Tanzanie : l'UNICEF soutient la lutte contre le paludisme

Publié le 08 août 2004 | Modifié le 31 mars 2016

Lors de sa première visite en qualité d’Ambassadeur itinérant de l’UNICEF, le célèbre pianiste chinois Lang Lang a déclaré que la Tanzanie offre un bel exemple dans la démonstration de moyens mis en œuvre par les gouvernements et les communautés locales dans la lutte contre le paludisme. Une maladie qui tue plus d’un million de personnes chaque année, en majorité des enfants de moins de cinq ans qui vivent en Afrique subsaharienne.

Durant sa visite de quatre jours en Tanzanie, M . Lang Lang axera ses activités sur la lutte contre le paludisme et d’autres maladies liées à l’enfance ainsi que  la sensibilisation de la communauté internationale à ces problèmes. La Tanzanie s’efforce de protéger ses six millions d’enfants en recherchant des solutions qui soient viables même dans les communautés les plus pauvres du pays.

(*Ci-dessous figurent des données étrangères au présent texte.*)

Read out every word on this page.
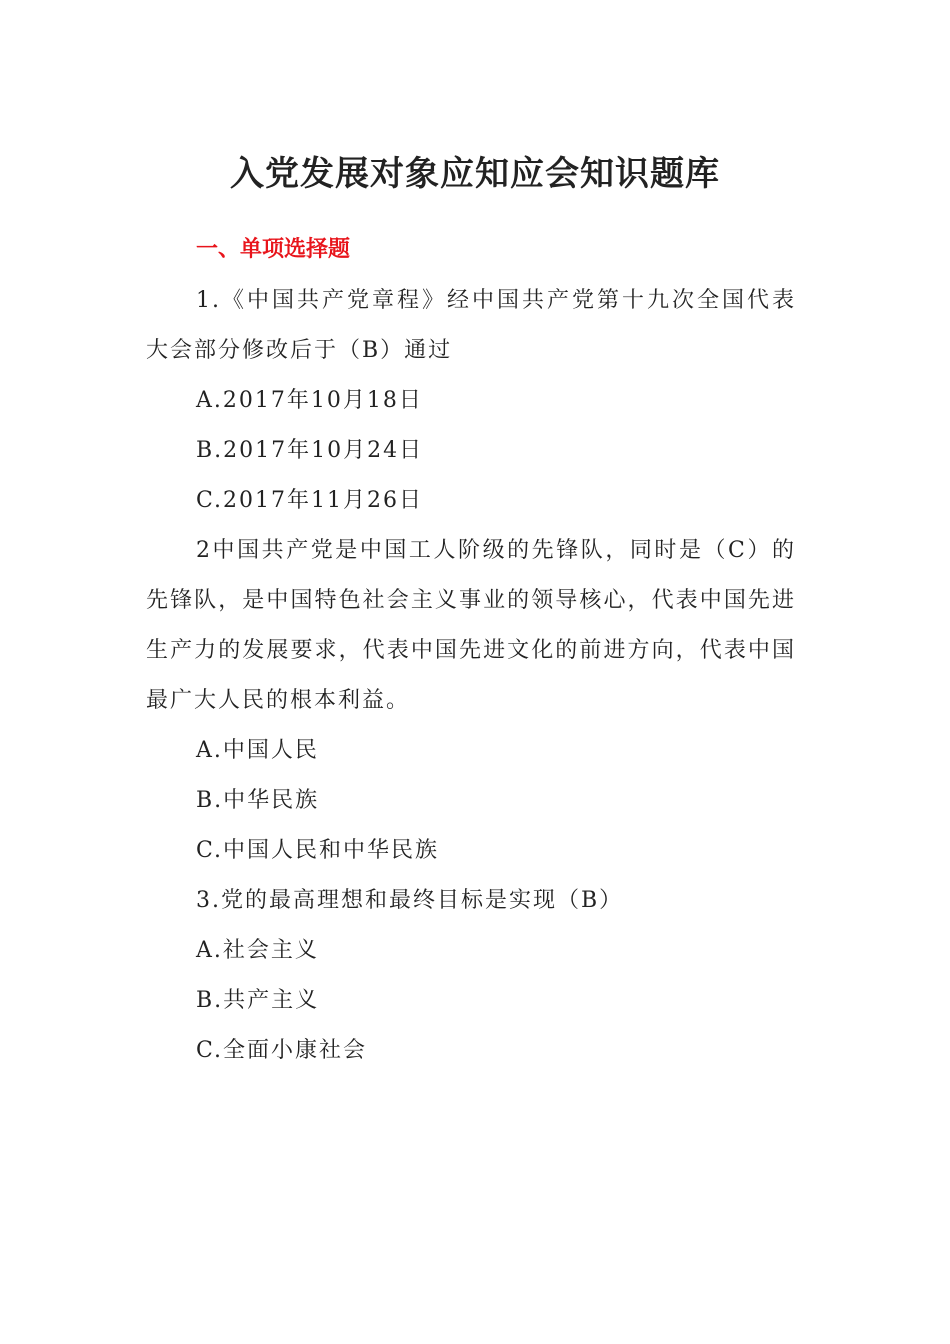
入党发展对象应知应会知识题库
一、单项选择题

1.《中国共产党章程》经中国共产党第十九次全国代表大会部分修改后于（B）通过

A.2017年10月18日

B.2017年10月24日

C.2017年11月26日

2中国共产党是中国工人阶级的先锋队，同时是（C）的先锋队，是中国特色社会主义事业的领导核心，代表中国先进生产力的发展要求，代表中国先进文化的前进方向，代表中国最广大人民的根本利益。

A.中国人民

B.中华民族

C.中国人民和中华民族

3.党的最高理想和最终目标是实现（B）

A.社会主义

B.共产主义

C.全面小康社会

« Le peuple tanzanien m’a montré que la solution à long terme du problème du paludisme se trouve là où il effectue ses ravages, dans la communauté », a constaté M. Lang Lang au cours de sa tournée de quatre jours dans le pays avec l’UNICEF. « Mais les communautés locales ont besoin que leur gouvernement national et les donateurs internationaux leur fournissent les outils nécessaires contre la maladie. Nous devons renforcer nos alliances contre le paludisme pour assurer un meilleur avenir aux enfants. »

 « Ces communautés redoutent le paludisme, premier tueur de jeunes enfants en Afrique, a-t-il dit, mais elles ont prouvé qu’en intervenant de manière originale et à l’échelle de la communauté, on peut alléger considérablement le bilan ».

L’une de ces interventions consiste en un système de « coupons », grâce auxquels les femmes enceintes et les jeunes mères peuvent acheter des moustiquaires imprégnées d’insecticide à un prix rendu abordable par des subventions. Ce système a prouvé son efficacité dans la lutte contre le paludisme au niveau de la communauté, pour les jeunes enfants en particulier. 

Dans le district de Hai, M. Lang Lang a visité le village de Rundugai, où il a pu participer à une journée/santé du village au cours de laquelle des moustiquaires imprégnées (traitées à l’insecticide) ont été remises aux mères et enfants qui « ont veillé à la bonne santé » de leurs enfants et de leurs proches.  Les villageois lui ont raconté de vive voix leurs succès contre le paludisme.

Le paludisme est responsable du décès d'un enfant sur quatre dans le monde. Si une partie de ces décès est due aux résistances aux traitements classiques, certains pourraient être évités par des mesures simples, efficaces et actuellement disponibles. Des moustiquaires imprégnées d’insecticide,
par exemple, peuvent diminuer le nombre de décès d’au moins 20%. Par ailleurs, il existe un médicament antipaludique efficace à 100% contre la maladie : les combinaisons d’artémisinine. Ces solutions, cependant, restent hors de portée de la vaste majorité des personnes démunies dans le monde.

L’UNICEF et ses partenaires soutiennent des programmes de lutte contre le paludisme afin d’atteindre les objectifs fixés dans le développement du millénaire. Si tous les enfants africains de moins de 5 ans dormaient sous une moustiquaire imprégnée d’insecticide, dont le coût ne dépasse pas 4 dollars, on pourrait éviter près de 500 000 décès d’enfants chaque année.

L’initiative Faire reculer le paludisme, mise en route en 1998, permet à l’OMS, l’UNICEF, la Banque mondiale, le PNUD et d’autres partenaires, d’associer leurs efforts contre la maladie. 

Les interventions menées spécifiquement pour venir en aide aux jeunes enfants et aux femmes comprennent :

Prise en charge des cas de paludisme – Accès rapide au traitement (en moins de 24 heures), surtout pour les jeunes enfants, en leur administrant des médicaments antipaludiques le plus près possible de leur domicile.

Moustiquaires traitées à l’insecticide – Veiller à ce que les jeunes enfants et les femmes enceintes dorment la nuit sous des moustiquaires correctement traitées à l’insecticide.
Dans ce contexte, l’UNICEF s’efforce avec ses partenaires d’atteindre les objectifs fixés tout en veillant à la répartition des ressources nécessaires en provenance des secteurs privé et public et  les organisations non gouvernementales. L’UNICEF travaille étroitement avec les gouvernements et la communauté dans la perspective d’optimiser l’information auprès des populations sur des questions touchant ce sujet crucial.